Sell more frequently to them. Let’s face it. As a consumer, I often forget to buy things I use every day. So, I make do without it until absolutely needed, or I buy it somewhere convenient instead of my usual store. A lot of companies have figured this out, and set up programs to automatically send these products to their customer base. Talk about a win-win. It’s easier for me as a consumer, and companies don’t risk me purchasing elsewhere. (Plus, it’s forecastable revenue!) And even companies that aren’t selling consumables can learn from this. The trick is to truly understand the lifecycle of your product and entice customers to buy (either a replacement or complementary product) as early as possible.
Enter a new market (or part of your market) – preferably one that’s poised for growth. You’ve probably seen the growth quadrant focused on new markets and products. So, going after a new market isn’t, well…new. But thinking about it in terms of which market isn’t just big, but also poised for tremendous growth, may be new. Entering a new market – whether that’s a new industry, target or geography – automatically adds a whole new audience for your company.
But, it goes without saying, that if you participate in a market that’s growing rapidly, you’ll naturally enjoy a tailwind that will help you grow faster. The trick is to know whether your market is growing, and to be continuously moving toward parts of your market with these tailwinds. This at least makes it easier to grow.
Increase your price. Obviously, this one doesn’t work in every situation. But, if you can increase prices without losing customers, you automatically grow your revenue and margin – without taking away anyone else’s share. Conversely, in a drive to gain share, companies reduce price – and start a price war. Since share is a zero-sum game, all a price war does is reduce revenue (and therefore the size of the pie) of the market.
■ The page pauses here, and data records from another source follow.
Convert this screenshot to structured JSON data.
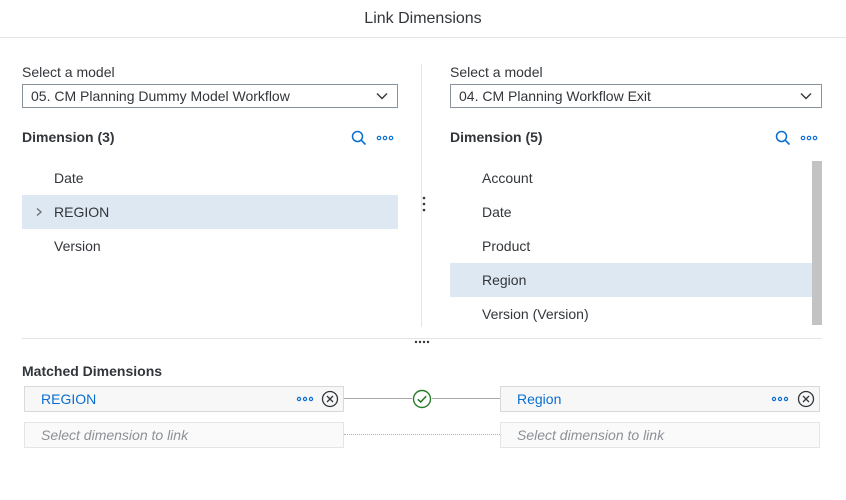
{
  "dialog": {
    "title": "Link Dimensions"
  },
  "left": {
    "select_label": "Select a model",
    "model": "05. CM Planning Dummy Model Workflow",
    "dimension_header": "Dimension  (3)",
    "items": [
      "Date",
      "REGION",
      "Version"
    ],
    "selected_index": 1
  },
  "right": {
    "select_label": "Select a model",
    "model": "04. CM Planning Workflow Exit",
    "dimension_header": "Dimension  (5)",
    "items": [
      "Account",
      "Date",
      "Product",
      "Region",
      "Version (Version)"
    ],
    "selected_index": 3
  },
  "matched": {
    "title": "Matched Dimensions",
    "rows": [
      {
        "left": "REGION",
        "right": "Region",
        "linked": true
      }
    ],
    "placeholder_left": "Select dimension to link",
    "placeholder_right": "Select dimension to link"
  },
  "colors": {
    "accent": "#0a6ed1",
    "selected_bg": "#dee8f2",
    "success": "#2b7d2b"
  },
  "icons": {
    "search": "search-icon",
    "more": "overflow-icon",
    "expand": "chevron-right-icon",
    "dropdown": "chevron-down-icon",
    "remove": "remove-circle-icon",
    "linked": "check-circle-icon"
  }
}
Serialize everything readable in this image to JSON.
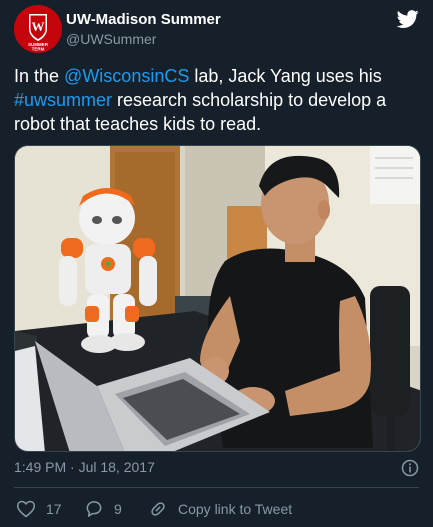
{
  "author": {
    "display_name": "UW-Madison Summer",
    "handle": "@UWSummer",
    "avatar_text": "SUMMER TERM"
  },
  "tweet": {
    "text_before": "In the ",
    "mention": "@WisconsinCS",
    "text_middle": " lab, Jack Yang uses his ",
    "hashtag": "#uwsummer",
    "text_after": " research scholarship to develop a robot that teaches kids to read."
  },
  "meta": {
    "timestamp": "1:49 PM · Jul 18, 2017"
  },
  "actions": {
    "like_count": "17",
    "reply_count": "9",
    "copy_link_label": "Copy link to Tweet"
  },
  "colors": {
    "background": "#15202b",
    "link": "#1d9bf0",
    "secondary_text": "#8b98a5",
    "avatar": "#c5050c"
  },
  "icons": [
    "twitter-bird-icon",
    "info-icon",
    "heart-icon",
    "reply-icon",
    "copy-link-icon"
  ]
}
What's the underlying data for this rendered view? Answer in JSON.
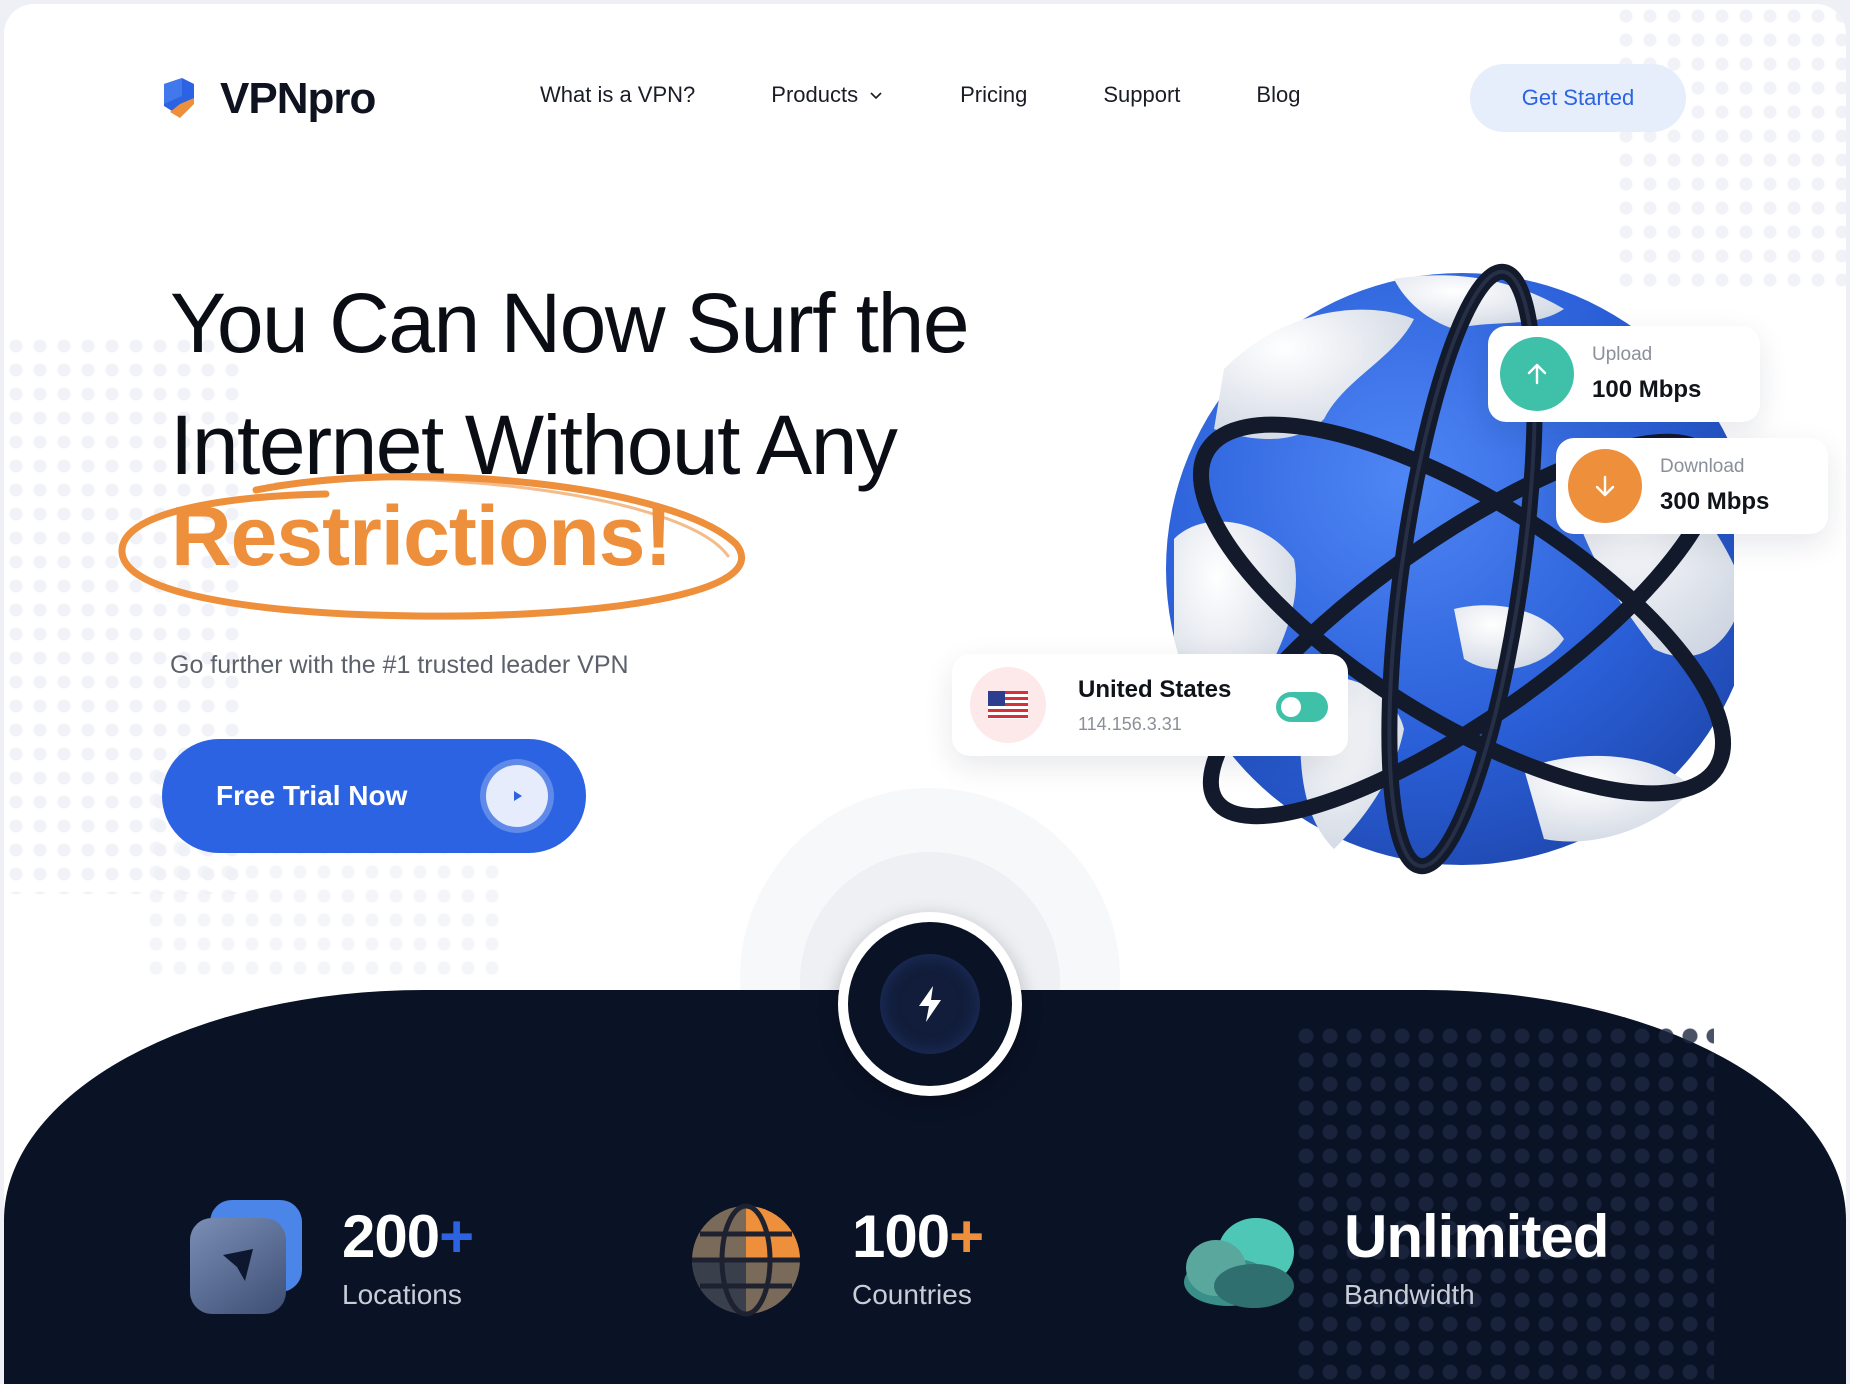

Many people would suggest a fourth way to grow the pie — acquisition. I didn’t, because I don’t see this as its own category; to me, it’s a quicker path to achieve Nos. 1 or 2 – or to gain (buy) share quickly. Is an acquisition the path to get into a new and growing part of the market or add a product, capability or channel that you need?
So, as a CEO, I’d challenge you. The next time you think about growth, don’t just look at how to take a customer away from a competitor. Take a Zen moment, and consider how to get the most growth from the customers you have today – or customers your competition never even considered.